A en juger par le coup de pied qui ouvrit la porte, Judy n’était vraiment pas de bonne humeur. Elle entra dans la chambre comme une furie, plongea vers la silhouette sans défense enfouie sous ses couvertures, et la secoua comme un prunier. Le premier réflexe de Sky fut de se protéger des coups, mais comme ils ne venaient pas, et que Judy se contentait de le fusiller du regard, il baissa les bras. Bélis et Judy entrèrent dans la chambre et fermèrent la porte derrière eux, histoire que personne dans les chambres voisines ne vienne voir ce qui se passait. Finalement, Sky réussit à se dépêtrer de la détective, et s’assit dans le lit, visiblement très étonné par ce débarquement vindicatif dans sa chambre. Judy se mit au pied du lit, toujours en colère. Bélis et Bélial se trouvèrent des chaises et s’installèrent pour regarder le spectacle. Comme personne ne parlait, Sky finit par demander :

-   Qu’est-ce qui se passe ? Il y a un problème ?

-   TU as un problème, visiblement !

La voix de Judy claqua comme le fouet de l’autorité menaçante, et ses yeux lançaient des flammes qui, d’après Bélial, n’avaient rien à envier à celles de l’Enfer. Sky tenta de se faire plus petit, sans résultats. Il demanda alors, d’une petite voix :

-   Qu’est-ce que j’ai fait ?

-   Tu prends une drogue qui est mortelle, voilà ce que tu as fait !

-   Mortelle ? Bon, elle rend dépendant, mais pas davantage…

-   Attends que je te révèle ce que nous avons appris…

Et elle lui raconta tout sur le Sweet Dreams. Au fur et à mesure qu’elle parlait, Sky pâlissait. Quand elle eut fini, il était blanc comme neige, à tel point qu’elle se demanda s’il n’allait pas tourner de l’œil. Mais elle n’en avait pas fini avec lui.

-   Il y a encore quelque chose que tu ne nous as pas dit.

-   Quelque chose… que je n’ai… pas dit ?

-   En effet. Mais peut-être que la présence de ce monsieur t’aidera à trouver ?

Le gamin tourna la tête vers le démon, qui souleva son chapeau pour le saluer. Ses yeux s’arrondirent considérablement, et il s’exclama :

-   Bélial ? Qu’est-ce que tu fais là ?

-   Seheiah… Il y avait longtemps… tu ne m’avais pas vu ?

-   Je n’ai pas fait attention. J’avais déjà une furie sur le dos, c’était suffisant.

-   Attends, attends, interrompit Judy. Il t’a appelé… Seiah ?

-   Seheiah. C’était… mon nom, autrefois.

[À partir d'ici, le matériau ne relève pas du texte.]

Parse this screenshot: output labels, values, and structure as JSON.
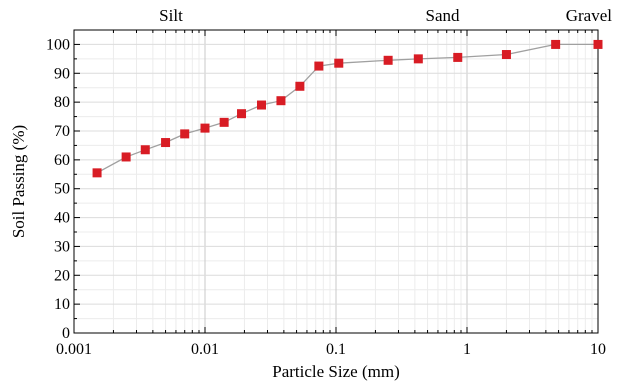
{
  "chart_data": {
    "type": "scatter",
    "title": "",
    "xlabel": "Particle Size (mm)",
    "ylabel": "Soil Passing (%)",
    "x_scale": "log",
    "xlim": [
      0.001,
      10
    ],
    "ylim": [
      0,
      105
    ],
    "grid": true,
    "x_ticks": [
      0.001,
      0.01,
      0.1,
      1,
      10
    ],
    "x_tick_labels": [
      "0.001",
      "0.01",
      "0.1",
      "1",
      "10"
    ],
    "y_ticks": [
      0,
      10,
      20,
      30,
      40,
      50,
      60,
      70,
      80,
      90,
      100
    ],
    "y_tick_labels": [
      "0",
      "10",
      "20",
      "30",
      "40",
      "50",
      "60",
      "70",
      "80",
      "90",
      "100"
    ],
    "region_labels": [
      {
        "text": "Silt",
        "x": 0.0055
      },
      {
        "text": "Sand",
        "x": 0.65
      },
      {
        "text": "Gravel",
        "x": 10
      }
    ],
    "series": [
      {
        "x": [
          0.0015,
          0.0025,
          0.0035,
          0.005,
          0.007,
          0.01,
          0.014,
          0.019,
          0.027,
          0.038,
          0.053,
          0.074,
          0.105,
          0.25,
          0.425,
          0.85,
          2.0,
          4.75,
          10.0
        ],
        "y": [
          55.5,
          61,
          63.5,
          66,
          69,
          71,
          73,
          76,
          79,
          80.5,
          85.5,
          92.5,
          93.5,
          94.5,
          95,
          95.5,
          96.5,
          100,
          100
        ],
        "marker_color": "#d81c24",
        "line_color": "#a0a0a0"
      }
    ]
  }
}
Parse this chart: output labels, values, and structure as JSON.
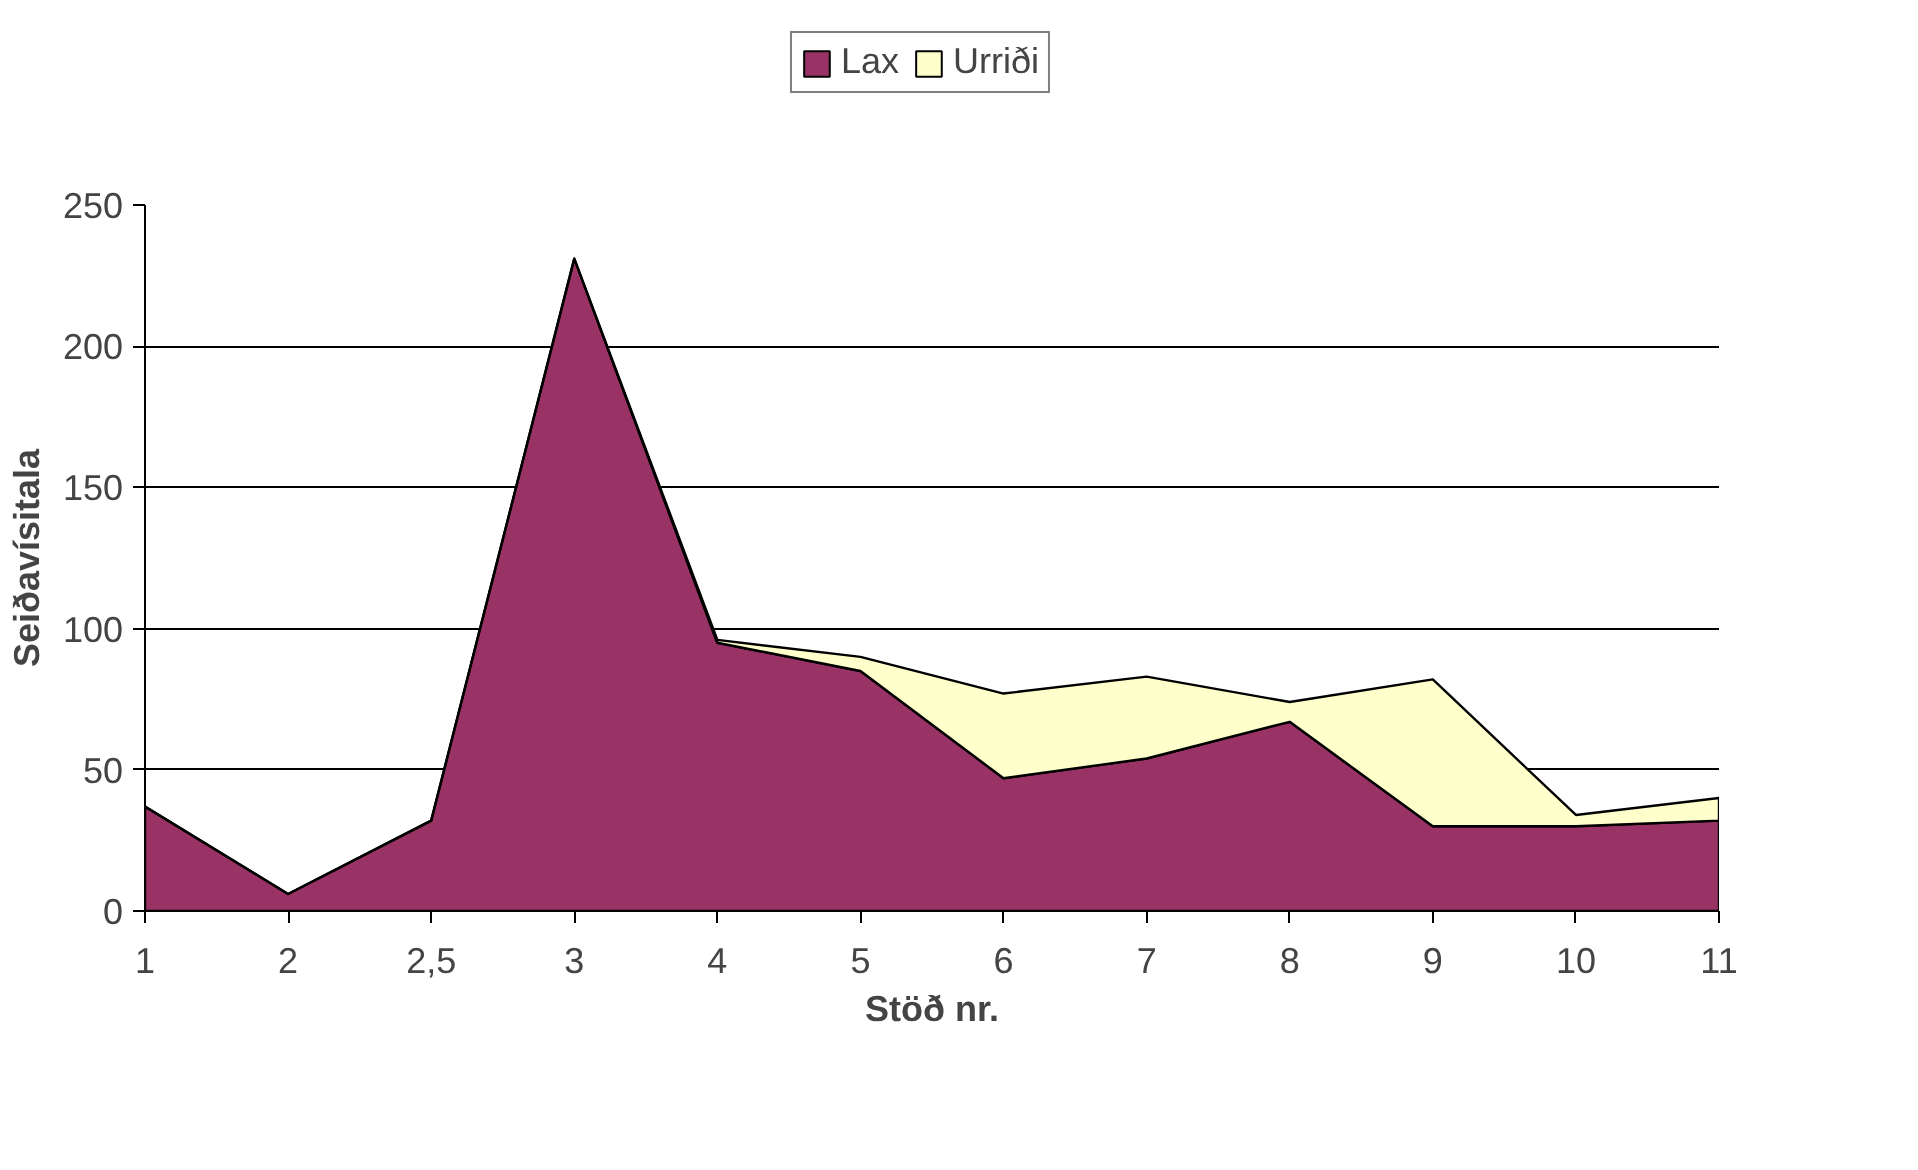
{
  "chart_data": {
    "type": "area",
    "stacked": true,
    "xlabel": "Stöð nr.",
    "ylabel": "Seiðavísitala",
    "categories": [
      "1",
      "2",
      "2,5",
      "3",
      "4",
      "5",
      "6",
      "7",
      "8",
      "9",
      "10",
      "11"
    ],
    "series": [
      {
        "name": "Lax",
        "color": "#993366",
        "values": [
          37,
          6,
          32,
          231,
          95,
          85,
          47,
          54,
          67,
          30,
          30,
          32
        ]
      },
      {
        "name": "Urriði",
        "color": "#ffffcc",
        "values": [
          0,
          0,
          0,
          0,
          1,
          5,
          30,
          29,
          7,
          52,
          4,
          8
        ]
      }
    ],
    "ylim": [
      0,
      250
    ],
    "yticks": [
      0,
      50,
      100,
      150,
      200,
      250
    ],
    "grid": "y",
    "legend": "top"
  }
}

-   Autrefois ? Attends, tu as peut-être vingt ans, pas plus !

-   Vingt ans ?

Il éclata de rire, mais il n’y avait aucune joie. A vrai dire, ça sonnait presque comme un cri.

-   Je suis bien plus vieux que tu ne le penses, détective.

Judy était contente de s’être assise, ou elle se serait peut-être à nouveau effondrée. Sky avait l’air infiniment triste, maintenant. Bélial et Bélis le regardaient en silence. Alors, il continua :

-   Bélial est un démon, vous le savez. Quant à moi… j’étais… enfin… Seheiah était mon nom d’ange. J’ai été déchu il y a bien longtemps, pour… des raisons qui ne regardent que moi. Et je suis devenu Sky.

-   Et pourquoi tu ne nous as pas rejoints ? demanda le démon. Tu aurais pu faire une belle carrière dans la maltraitance et le vol.

-   J’avais mes raisons. Il fallait que je reste sur Terre. C’est tout.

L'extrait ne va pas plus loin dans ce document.